Hapus Postingan PM Malaysia Anwar Ibrahim, Begini Respons Meta



KONTAN.CO.ID - KUALA LUMPUR. Meta Platforms menyampaikan permohonan maaf pada hari Selasa atas penghapusan yang keliru terhadap postingan media sosial Perdana Menteri Malaysia, Anwar Ibrahim. 

Postingan tersebut berisi ungkapan belasungkawa kepada pejabat Hamas atas kematian pemimpin kelompok tersebut, Ismail Haniyeh.

Meta menjelaskan bahwa penghapusan ini terjadi karena "kesalahan operasional". Juru bicara Meta kepada Reuters menyatakan bahwa konten tersebut telah dipulihkan dengan "label layak diberitakan yang benar".

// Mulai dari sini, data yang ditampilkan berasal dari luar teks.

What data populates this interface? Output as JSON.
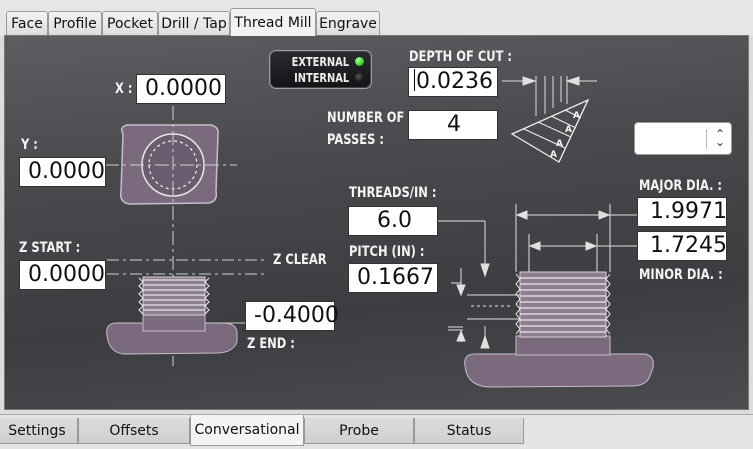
{
  "top_tabs": [
    "Face",
    "Profile",
    "Pocket",
    "Drill / Tap",
    "Thread Mill",
    "Engrave"
  ],
  "active_top_tab": "Thread Mill",
  "toggle": {
    "external_label": "EXTERNAL",
    "internal_label": "INTERNAL",
    "external_on": true
  },
  "fields": {
    "x": {
      "label": "X :",
      "value": "0.0000"
    },
    "y": {
      "label": "Y :",
      "value": "0.0000"
    },
    "z_start": {
      "label": "Z START :",
      "value": "0.0000"
    },
    "z_clear": {
      "label": "Z CLEAR"
    },
    "z_end": {
      "label": "Z END :",
      "value": "-0.4000"
    },
    "depth_of_cut": {
      "label": "DEPTH OF CUT :",
      "value": "0.0236"
    },
    "passes": {
      "label_line1": "NUMBER OF",
      "label_line2": "PASSES :",
      "value": "4"
    },
    "threads_in": {
      "label": "THREADS/IN :",
      "value": "6.0"
    },
    "pitch": {
      "label": "PITCH (IN) :",
      "value": "0.1667"
    },
    "major_dia": {
      "label": "MAJOR DIA. :",
      "value": "1.9971"
    },
    "minor_dia": {
      "label": "MINOR DIA. :",
      "value": "1.7245"
    }
  },
  "triangle_marks": [
    "A",
    "A",
    "A",
    "A"
  ],
  "dropdown": {
    "value": ""
  },
  "bottom_tabs": [
    "Settings",
    "Offsets",
    "Conversational",
    "Probe",
    "Status"
  ],
  "active_bottom_tab": "Conversational",
  "colors": {
    "panel_bg": "#45474b",
    "part_fill": "#7b6a7e",
    "led_green": "#3ddc2a",
    "led_off": "#222222"
  }
}
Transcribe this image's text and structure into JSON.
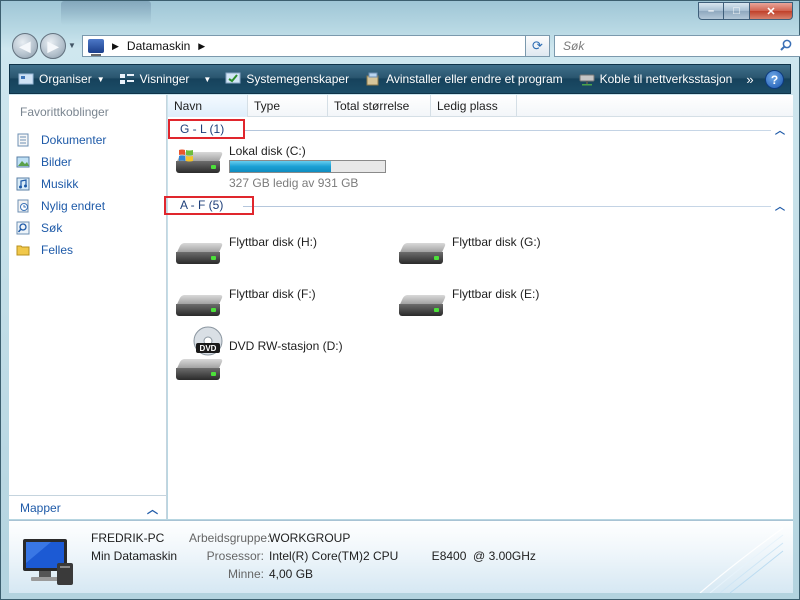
{
  "window": {
    "caption_minimize": "–",
    "caption_maximize": "□",
    "caption_close": "✕"
  },
  "nav": {
    "address_path": "Datamaskin",
    "search_placeholder": "Søk"
  },
  "toolbar": {
    "organize": "Organiser",
    "views": "Visninger",
    "system_properties": "Systemegenskaper",
    "uninstall": "Avinstaller eller endre et program",
    "map_drive": "Koble til nettverksstasjon",
    "more": "»",
    "help": "?"
  },
  "sidebar": {
    "title": "Favorittkoblinger",
    "items": [
      {
        "label": "Dokumenter",
        "icon": "documents-icon"
      },
      {
        "label": "Bilder",
        "icon": "pictures-icon"
      },
      {
        "label": "Musikk",
        "icon": "music-icon"
      },
      {
        "label": "Nylig endret",
        "icon": "recent-icon"
      },
      {
        "label": "Søk",
        "icon": "search-folder-icon"
      },
      {
        "label": "Felles",
        "icon": "public-folder-icon"
      }
    ],
    "folders_label": "Mapper"
  },
  "columns": [
    "Navn",
    "Type",
    "Total størrelse",
    "Ledig plass"
  ],
  "groups": [
    {
      "label": "G - L (1)"
    },
    {
      "label": "A - F (5)"
    }
  ],
  "drives": {
    "c": {
      "label": "Lokal disk (C:)",
      "free_text": "327 GB ledig av 931 GB",
      "used_fraction": 0.65
    },
    "h": {
      "label": "Flyttbar disk (H:)"
    },
    "g": {
      "label": "Flyttbar disk (G:)"
    },
    "f": {
      "label": "Flyttbar disk (F:)"
    },
    "e": {
      "label": "Flyttbar disk (E:)"
    },
    "d": {
      "label": "DVD RW-stasjon (D:)",
      "badge": "DVD"
    }
  },
  "details": {
    "computer_name": "FREDRIK-PC",
    "computer_type": "Min Datamaskin",
    "workgroup_label": "Arbeidsgruppe:",
    "workgroup_value": "WORKGROUP",
    "processor_label": "Prosessor:",
    "processor_value": "Intel(R) Core(TM)2 CPU          E8400  @ 3.00GHz",
    "memory_label": "Minne:",
    "memory_value": "4,00 GB"
  },
  "colors": {
    "accent_link": "#1e5aa8",
    "highlight_box": "#e0262d",
    "usage_bar": "#1ba0d4"
  }
}
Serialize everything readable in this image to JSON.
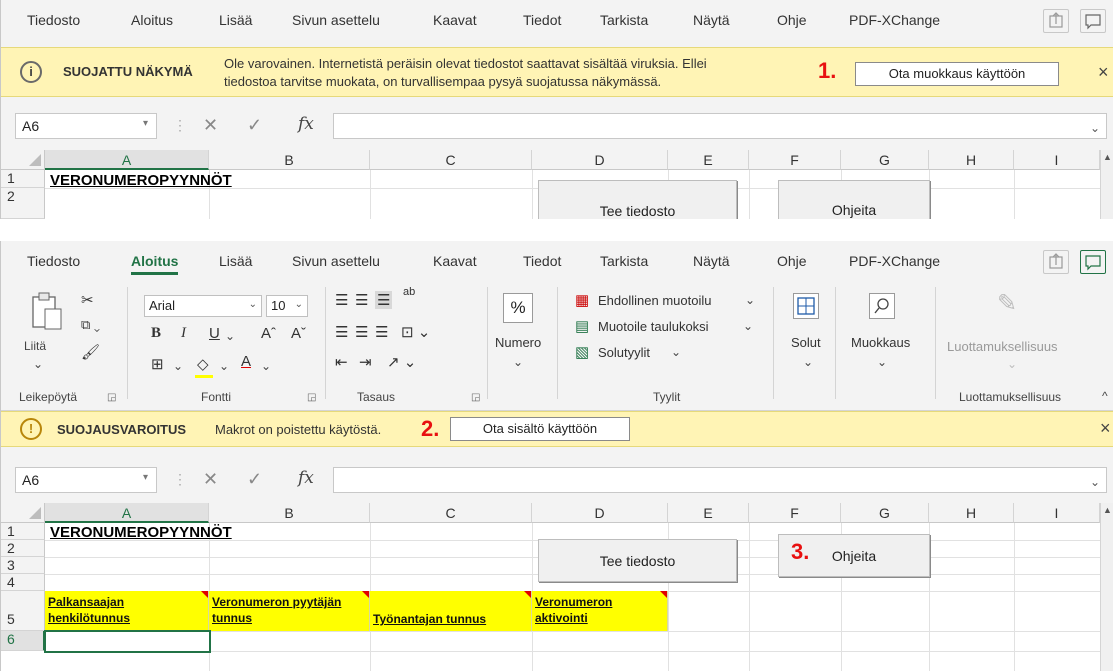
{
  "menu": {
    "tabs": [
      "Tiedosto",
      "Aloitus",
      "Lisää",
      "Sivun asettelu",
      "Kaavat",
      "Tiedot",
      "Tarkista",
      "Näytä",
      "Ohje",
      "PDF-XChange"
    ]
  },
  "protected_bar": {
    "title": "SUOJATTU NÄKYMÄ",
    "line1": "Ole varovainen. Internetistä peräisin olevat tiedostot saattavat sisältää viruksia. Ellei",
    "line2": "tiedostoa tarvitse muokata, on turvallisempaa pysyä suojatussa näkymässä.",
    "step": "1.",
    "button": "Ota muokkaus käyttöön",
    "close": "×"
  },
  "security_bar": {
    "title": "SUOJAUSVAROITUS",
    "text": "Makrot on poistettu käytöstä.",
    "step": "2.",
    "button": "Ota sisältö käyttöön",
    "close": "×"
  },
  "formula_bar": {
    "name_box": "A6",
    "fx": "fx"
  },
  "ribbon": {
    "clipboard": {
      "paste": "Liitä",
      "label": "Leikepöytä"
    },
    "font": {
      "name": "Arial",
      "size": "10",
      "bold": "B",
      "italic": "I",
      "underline": "U",
      "grow": "Aˆ",
      "shrink": "Aˇ",
      "label": "Fontti"
    },
    "alignment": {
      "label": "Tasaus",
      "wrap": "ab"
    },
    "number": {
      "symbol": "%",
      "label": "Numero"
    },
    "styles": {
      "conditional": "Ehdollinen muotoilu",
      "as_table": "Muotoile taulukoksi",
      "cell_styles": "Solutyylit",
      "label": "Tyylit"
    },
    "cells": {
      "label": "Solut"
    },
    "editing": {
      "label": "Muokkaus"
    },
    "sensitivity": {
      "button": "Luottamuksellisuus",
      "label": "Luottamuksellisuus"
    }
  },
  "sheet": {
    "columns": [
      "A",
      "B",
      "C",
      "D",
      "E",
      "F",
      "G",
      "H",
      "I"
    ],
    "title": "VERONUMEROPYYNNÖT",
    "btn_create": "Tee tiedosto",
    "btn_help": "Ohjeita",
    "step3": "3.",
    "headers": [
      "Palkansaajan henkilötunnus",
      "Veronumeron pyytäjän tunnus",
      "Työnantajan tunnus",
      "Veronumeron aktivointi"
    ],
    "rows1": [
      "1",
      "2"
    ],
    "rows2": [
      "1",
      "2",
      "3",
      "4",
      "5",
      "6"
    ]
  },
  "colors": {
    "excel_green": "#217346",
    "message_bar": "#fff4b5",
    "header_yellow": "#ffff00",
    "step_red": "#e81010"
  }
}
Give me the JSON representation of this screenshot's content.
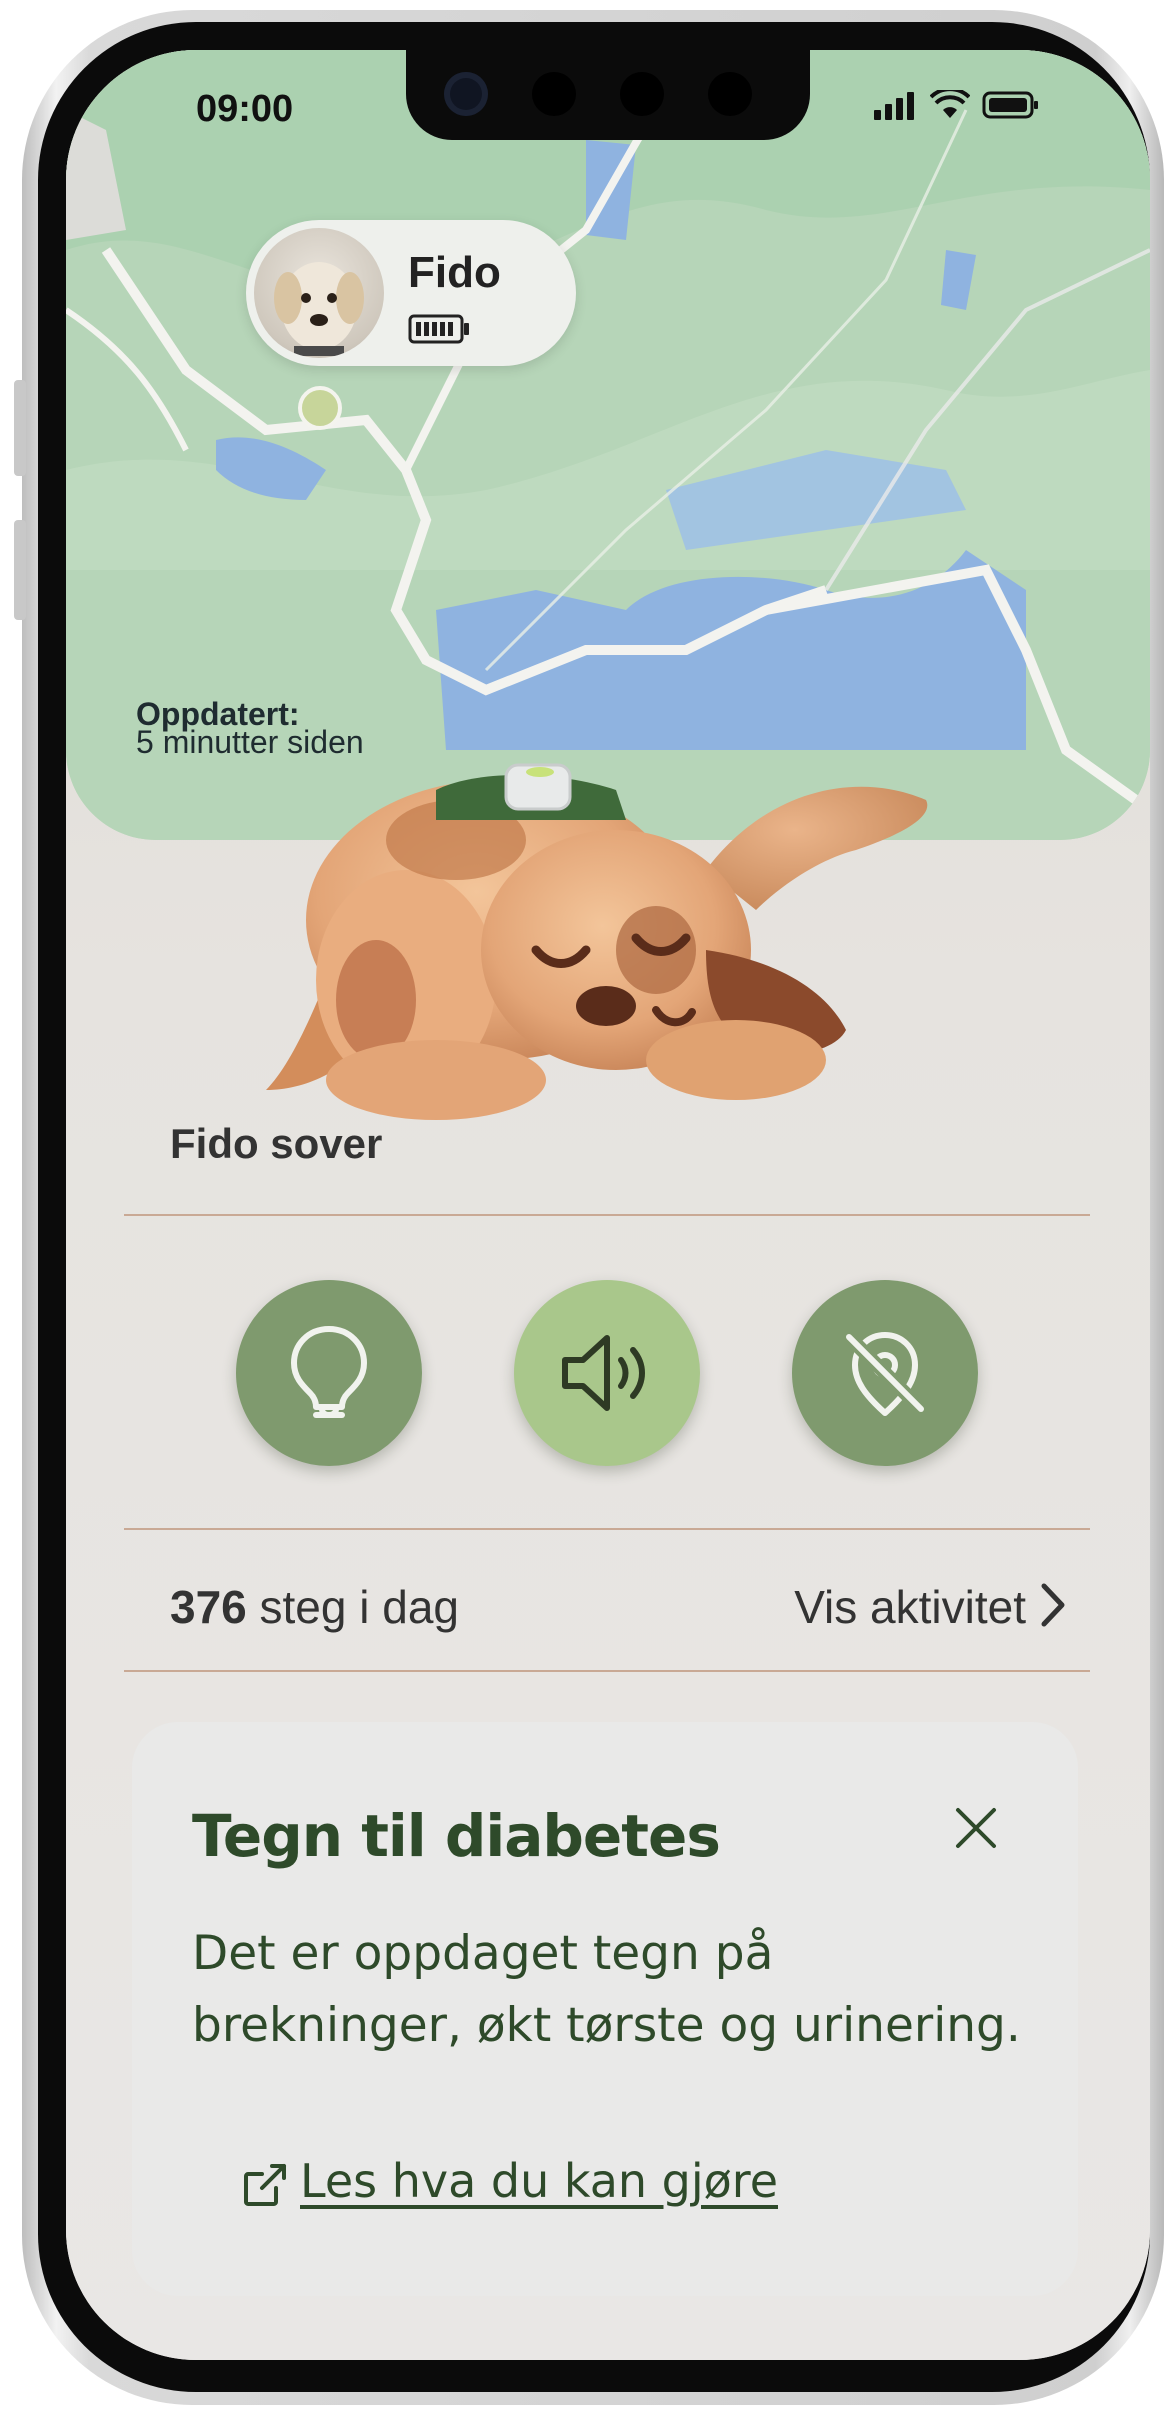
{
  "status_bar": {
    "time": "09:00"
  },
  "pet": {
    "name": "Fido"
  },
  "map": {
    "updated_label": "Oppdatert:",
    "updated_value": "5 minutter siden"
  },
  "state": {
    "status_text": "Fido sover"
  },
  "actions": [
    {
      "name": "light-button",
      "icon": "lightbulb-icon",
      "color": "#7f9a6e"
    },
    {
      "name": "sound-button",
      "icon": "speaker-icon",
      "color": "#a9c78b"
    },
    {
      "name": "tracking-off-button",
      "icon": "location-off-icon",
      "color": "#7f9a6e"
    }
  ],
  "activity": {
    "steps_value": "376",
    "steps_suffix": " steg i dag",
    "link_label": "Vis aktivitet"
  },
  "alert_card": {
    "title": "Tegn til diabetes",
    "body": "Det er oppdaget tegn på brekninger, økt tørste og urinering.",
    "link_label": "Les hva du kan gjøre"
  },
  "colors": {
    "accent_green": "#2e4a2a",
    "button_green": "#7f9a6e",
    "button_light": "#a9c78b",
    "divider": "#c9a995"
  }
}
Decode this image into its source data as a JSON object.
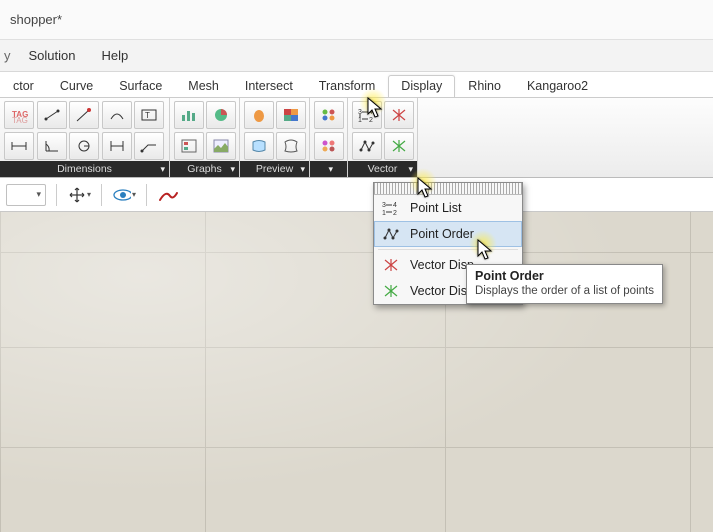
{
  "titlebar": {
    "title": "shopper*"
  },
  "menubar": {
    "items": [
      "",
      "Solution",
      "Help"
    ],
    "first_cut": "y"
  },
  "tabs": {
    "items": [
      "ctor",
      "Curve",
      "Surface",
      "Mesh",
      "Intersect",
      "Transform",
      "Display",
      "Rhino",
      "Kangaroo2"
    ],
    "active_index": 6
  },
  "ribbon": {
    "panels": [
      {
        "label": "Dimensions",
        "cols": 5
      },
      {
        "label": "Graphs",
        "cols": 2
      },
      {
        "label": "Preview",
        "cols": 2
      },
      {
        "label": "",
        "cols": 1
      },
      {
        "label": "Vector",
        "cols": 2
      }
    ]
  },
  "toolbar": {
    "select_chev": "▾",
    "move_chev": "▾",
    "eye_chev": "▾"
  },
  "popup": {
    "items": [
      {
        "label": "Point List",
        "icon": "order"
      },
      {
        "label": "Point Order",
        "icon": "path",
        "hover": true
      }
    ],
    "items2": [
      {
        "label": "Vector Disp",
        "icon": "burst-red"
      },
      {
        "label": "Vector Display Ex",
        "icon": "burst-green"
      }
    ]
  },
  "tooltip": {
    "title": "Point Order",
    "body": "Displays the order of a list of points"
  },
  "colors": {
    "canvas": "#dcd8cd"
  }
}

Baca Juga: Malaysia Mempertimbangkan untuk Mengembangkan Platform Media Sosial Sendiri

Meta, raksasa media sosial asal Amerika Serikat, mengklasifikasikan Hamas, gerakan Islam Palestina yang menguasai Gaza, sebagai “organisasi berbahaya” dan melarang konten yang memuji kelompok tersebut. 

Meta menggunakan kombinasi deteksi otomatis dan peninjauan manusia untuk menghapus atau memberi label pada konten visual grafis.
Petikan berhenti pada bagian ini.